Who were early island Chinese and Japanese immigrants?

They came with their families, they carried their babies on boats and they envisioned a better life for themselves. They worked in orchards, in hotels and in the quarries. Some eventually bought farms.

They came with their families, they carried their babies on boats and they envisioned a better life for themselves. They worked in orchards, in hotels and in the quarries. Some eventually bought farms.

They lived here on the San Juan Islands, they loved the land and they were Chinese and Japanese immigrants. They were a vital part of the early island’s economy and their stories are cloaked in mystery.

“[They] came to the island with little but a strong work ethic and the desire to build better futures for themselves and their families,” said Lynn Weber-Roochvarg who gave a free talk at the library on May 22, regarding the stories and contributions of these immigrants.

The two groups arrived in the islands at different times during the late 1800s and early mid 1900s, according to Weber-Roochvarg. Chinese immigrants were not residents, but came seasonally working for Seattle labor contractors in the salmon canneries.

There were as many as 70 or 80 Chinese laborers during those busy years, approximately 1885-1935. The Japanese came from the rural areas of Japan, and worked year round in domestic services such as cooks, groundsmen, gardeners, hotel staff, quarrymen in Roche Harbors Lime Works, owned by the McMillin’s, in the barrel factory and warehouses, according to Weber-Roochvarg. The McMillins built Hotel De Haro as well as owning Lime Works, and were largely responsible for the development of Roche Harbor Resort.

In 1910, there were 20 Japanese families who were integral to the community, and had children enrolled in the schools, Weber-Roochvarg said. These families came with the goal to buy farms on the mainland.

Those who worked in the McMillin household, with the family, she said, left on good terms and would send the McMillin’s fruit from their orchard as gifts.

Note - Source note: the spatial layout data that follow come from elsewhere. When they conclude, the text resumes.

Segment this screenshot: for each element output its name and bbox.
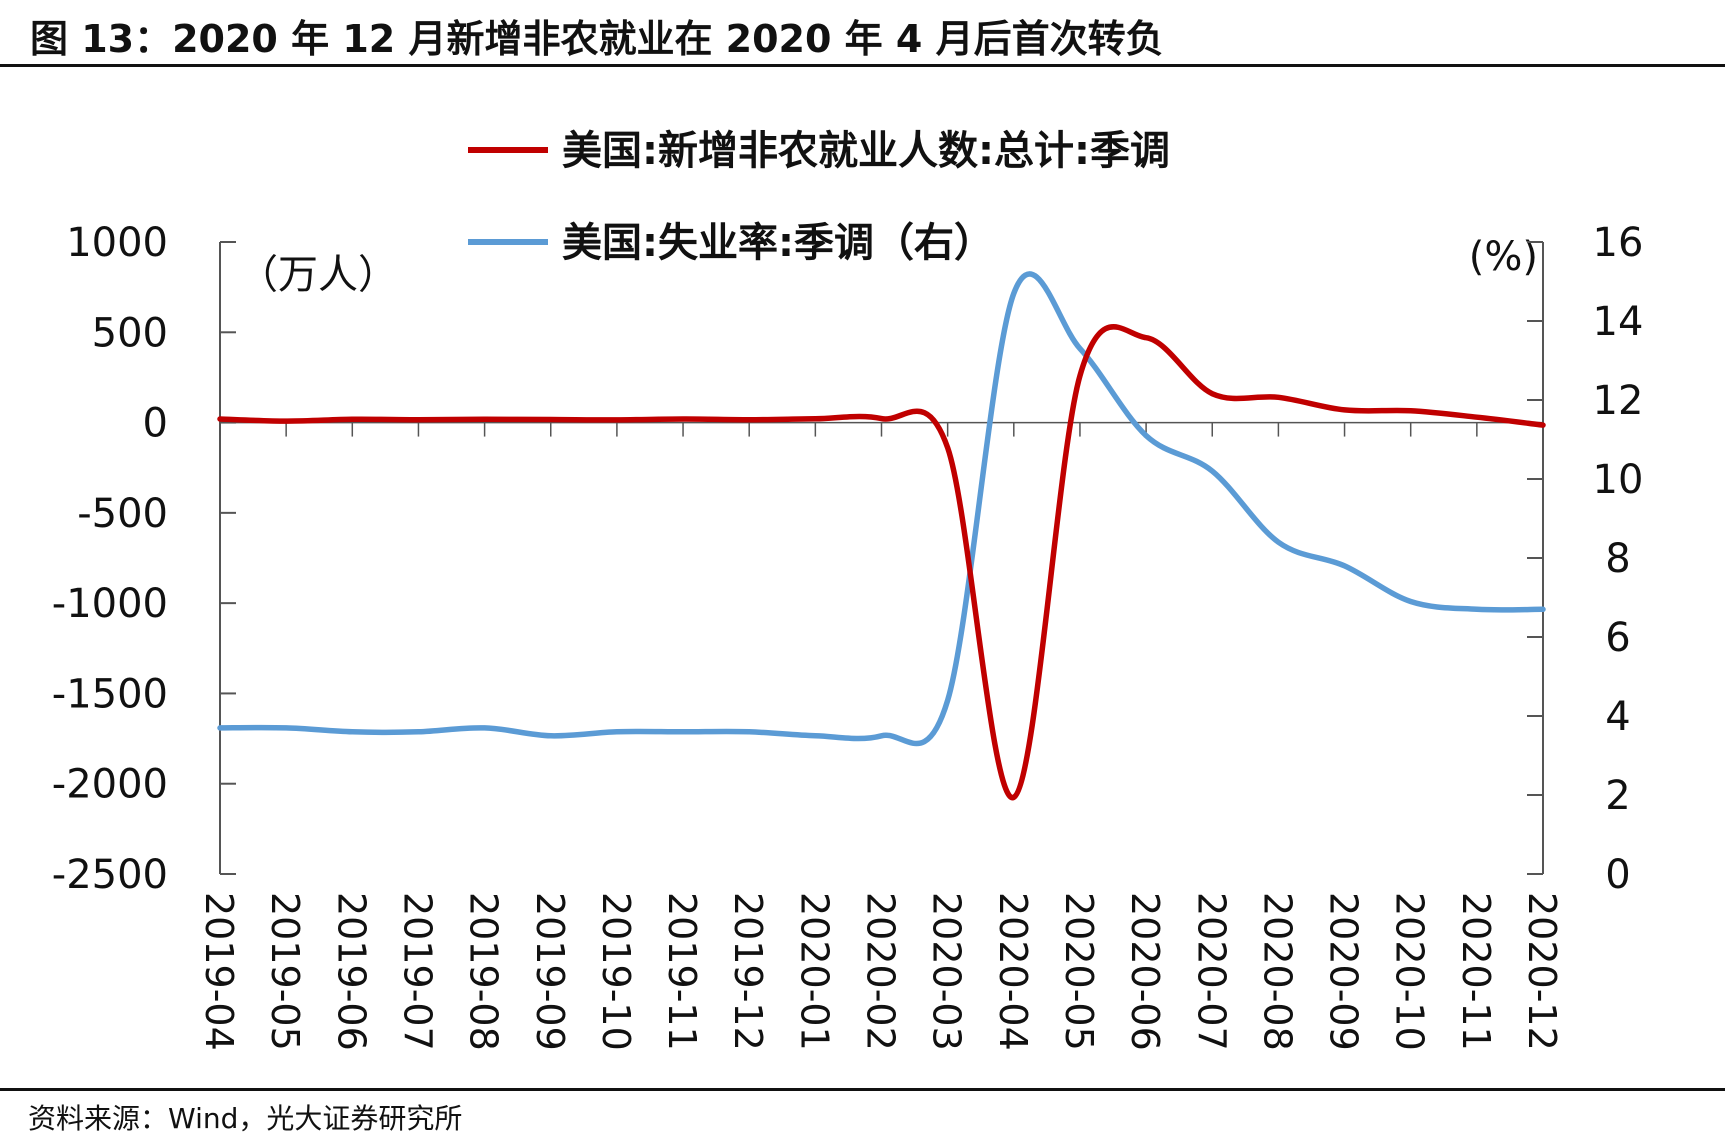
right-tick-label: 16 <box>1593 220 1644 266</box>
left-axis-unit: （万人） <box>238 252 398 298</box>
left-tick-label: -1000 <box>52 581 168 627</box>
zero-baseline <box>219 421 1544 437</box>
series-line-unemployment-rate <box>217 271 1546 747</box>
x-tick-label: 2019-09 <box>528 892 572 1051</box>
x-tick-label: 2019-04 <box>197 892 241 1051</box>
right-tick-label: 10 <box>1593 457 1644 503</box>
x-tick-label: 2020-05 <box>1057 892 1101 1051</box>
x-tick-label: 2020-12 <box>1520 892 1564 1051</box>
x-tick-label: 2020-03 <box>925 892 969 1051</box>
left-tick-label: 500 <box>92 310 168 356</box>
legend-label-unemployment: 美国:失业率:季调（右） <box>562 220 994 266</box>
chart-title: 图 13：2020 年 12 月新增非农就业在 2020 年 4 月后首次转负 <box>30 17 1164 61</box>
legend-label-nonfarm: 美国:新增非农就业人数:总计:季调 <box>562 128 1170 174</box>
right-tick-label: 6 <box>1605 615 1630 661</box>
left-tick-label: -500 <box>77 491 168 537</box>
left-tick-label: -1500 <box>52 671 168 717</box>
source-note: 资料来源：Wind，光大证券研究所 <box>28 1102 463 1135</box>
x-tick-label: 2019-11 <box>660 892 704 1051</box>
right-tick-label: 0 <box>1605 852 1630 898</box>
x-tick-label: 2019-06 <box>329 892 373 1051</box>
x-tick-label: 2020-09 <box>1322 892 1366 1051</box>
left-tick-labels: 1000 500 0 -500 -1000 -1500 -2000 -2500 <box>52 220 168 898</box>
x-tick-label: 2020-08 <box>1255 892 1299 1051</box>
bottom-divider <box>0 1088 1725 1091</box>
right-tick-label: 4 <box>1605 694 1630 740</box>
legend: 美国:新增非农就业人数:总计:季调 美国:失业率:季调（右） <box>468 128 1170 266</box>
left-tick-label: 1000 <box>66 220 168 266</box>
x-tick-label: 2020-10 <box>1388 892 1432 1051</box>
top-divider <box>0 64 1725 67</box>
x-tick-label: 2019-05 <box>263 892 307 1051</box>
x-tick-label: 2020-07 <box>1189 892 1233 1051</box>
x-tick-label: 2019-08 <box>462 892 506 1051</box>
x-tick-label: 2020-06 <box>1123 892 1167 1051</box>
x-tick-label: 2019-10 <box>594 892 638 1051</box>
left-tick-label: -2000 <box>52 762 168 808</box>
right-tick-label: 12 <box>1593 378 1644 424</box>
right-tick-labels: 16 14 12 10 8 6 4 2 0 <box>1593 220 1644 898</box>
x-tick-label: 2020-02 <box>859 892 903 1051</box>
right-tick-label: 8 <box>1605 536 1630 582</box>
x-tick-label: 2019-07 <box>396 892 440 1051</box>
left-tick-label: 0 <box>143 401 168 447</box>
series-group <box>217 271 1546 801</box>
x-tick-label: 2020-04 <box>991 892 1035 1051</box>
right-tick-label: 2 <box>1605 773 1630 819</box>
series-line-nonfarm-payrolls <box>217 324 1546 801</box>
right-tick-label: 14 <box>1593 299 1644 345</box>
left-tick-label: -2500 <box>52 852 168 898</box>
x-tick-label: 2020-11 <box>1454 892 1498 1051</box>
x-tick-label: 2019-12 <box>726 892 770 1051</box>
line-chart: 美国:新增非农就业人数:总计:季调 美国:失业率:季调（右） （万人） (%) … <box>52 128 1644 1051</box>
x-tick-label: 2020-01 <box>792 892 836 1051</box>
axes <box>219 241 1544 875</box>
x-tick-labels: 2019-04 2019-05 2019-06 2019-07 2019-08 2019-… <box>197 892 1564 1051</box>
right-axis-unit: (%) <box>1469 234 1538 280</box>
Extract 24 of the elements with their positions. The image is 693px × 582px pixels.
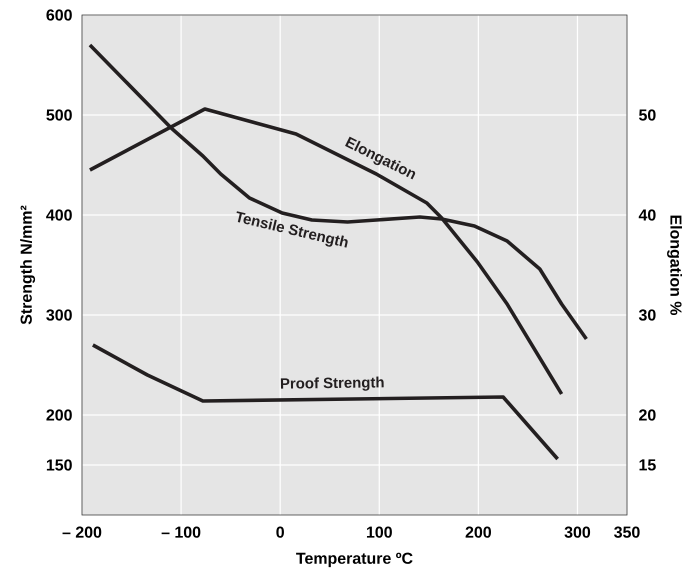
y2-tick-label: 40: [638, 209, 656, 221]
y-tick-label: 600: [46, 9, 72, 21]
x-axis-title: Temperature ºC: [296, 552, 413, 568]
y-tick-label: 150: [46, 459, 72, 471]
y-tick-label: 200: [46, 409, 72, 421]
line-series: [91, 343, 560, 461]
y2-tick-label: 30: [638, 309, 656, 321]
y2-axis-title: Elongation %: [667, 216, 682, 316]
y2-tick-label: 15: [640, 459, 656, 471]
x-tick-label: – 100: [162, 526, 200, 538]
y2-tick-label: 20: [639, 409, 656, 421]
x-tick-label: 0: [276, 526, 284, 538]
text: Tensile Strength: [236, 211, 348, 248]
x-tick-label: 350: [614, 526, 640, 538]
y-axis-title: Strength N/mm²: [20, 206, 36, 324]
x-tick-label: – 200: [62, 526, 102, 538]
y-tick-label: 500: [46, 109, 72, 121]
x-tick-label: 200: [466, 526, 491, 538]
series-label: Proof Strength: [280, 376, 384, 391]
x-tick-label: 100: [366, 526, 392, 538]
x-tick-label: 300: [564, 526, 590, 538]
y-tick-label: 400: [46, 209, 72, 221]
y-tick-label: 300: [46, 309, 72, 321]
y2-tick-label: 50: [639, 109, 656, 121]
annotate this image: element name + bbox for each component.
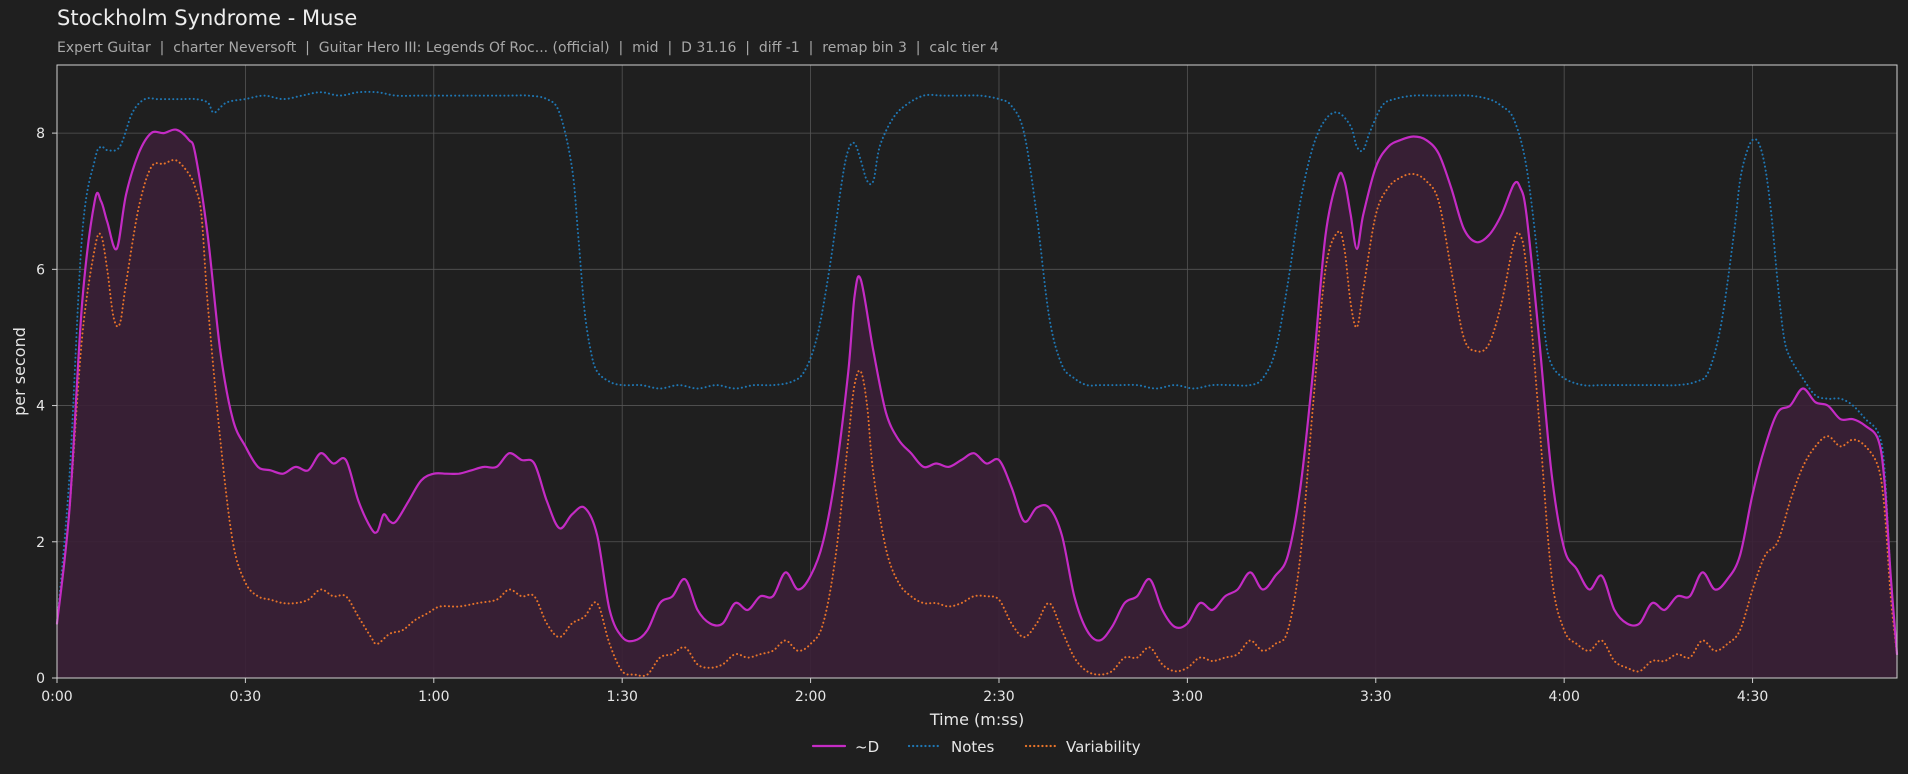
- legend: ~D Notes Variability: [811, 738, 1141, 756]
- y-tick-label: 4: [36, 399, 45, 415]
- series-line-notes: [56, 90, 1898, 656]
- y-tick-label: 0: [36, 671, 45, 687]
- y-tick-label: 2: [36, 535, 45, 551]
- axis-ticks: 0:00 0:30 1:00 1:30 2:00 2:30 3:00 3:30 4:00 4:30…: [36, 126, 1768, 705]
- plot-frame: [56, 64, 1898, 679]
- x-axis-label: Time (m:ss): [929, 710, 1024, 729]
- x-tick-label: 2:00: [795, 689, 826, 705]
- legend-label: ~D: [855, 738, 879, 756]
- chart-subtitle: Expert Guitar | charter Neversoft | Guit…: [57, 40, 999, 56]
- series-layer: [55, 90, 1899, 678]
- x-tick-label: 3:30: [1360, 689, 1391, 705]
- x-tick-label: 0:00: [41, 689, 72, 705]
- series-area-d: [57, 129, 1897, 678]
- y-tick-label: 6: [36, 262, 45, 278]
- x-tick-label: 3:00: [1172, 689, 1203, 705]
- series-line-variability: [56, 159, 1898, 677]
- x-tick-label: 2:30: [983, 689, 1014, 705]
- x-tick-label: 4:00: [1548, 689, 1579, 705]
- legend-label: Notes: [951, 738, 995, 756]
- x-tick-label: 0:30: [230, 689, 261, 705]
- x-tick-label: 1:00: [418, 689, 449, 705]
- series-line-d: [55, 128, 1899, 656]
- x-tick-label: 1:30: [606, 689, 637, 705]
- chart-title: Stockholm Syndrome - Muse: [57, 6, 358, 30]
- y-tick-label: 8: [36, 126, 45, 142]
- y-axis-label: per second: [10, 327, 29, 416]
- x-tick-label: 4:30: [1737, 689, 1768, 705]
- legend-label: Variability: [1066, 738, 1141, 756]
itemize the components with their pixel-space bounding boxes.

The community reaction in general toward the laborers was one of tolerance, unlike many other communities in the state, Weber-Roochvarg said.

Although she was also careful to mention that “not all were happy with the influx of the Japanese and Chinese workers.”

For example, the San Juan County Democratic party, she noted, was reported in the local paper as denouncing the importing of Japanese immigrants and other cheap labor. The Democrats also complained that the fisheries trust, after acquiring the cannery, only operated it one season in four years, using almost exclusively Chinese labor. Bringing in foreign cheap labor, they claimed, damaged the islands working and tax paying class.

By the 1940s only one Japanese family remained on the island, according to Weber-Roochvarg. Jack Saota had worked as a cannery foreman, and eventually left to establish a nursery and florist shop in Friday Harbor. In 1942, during the turmoil of World War II, Weber-Roochvarg said, the Saotas were forced, along with all West Coast Japanese Americans and immigrants, to an internment camp off island.

They were not permitted to return to the U.S. West Coast until 1945.

“In their [Chinese and Japanese laborers] brief decades here, they were of major importance to two of our early island industries… their contributions should not be allowed to be forgotten,” Weber-Roochvarg said.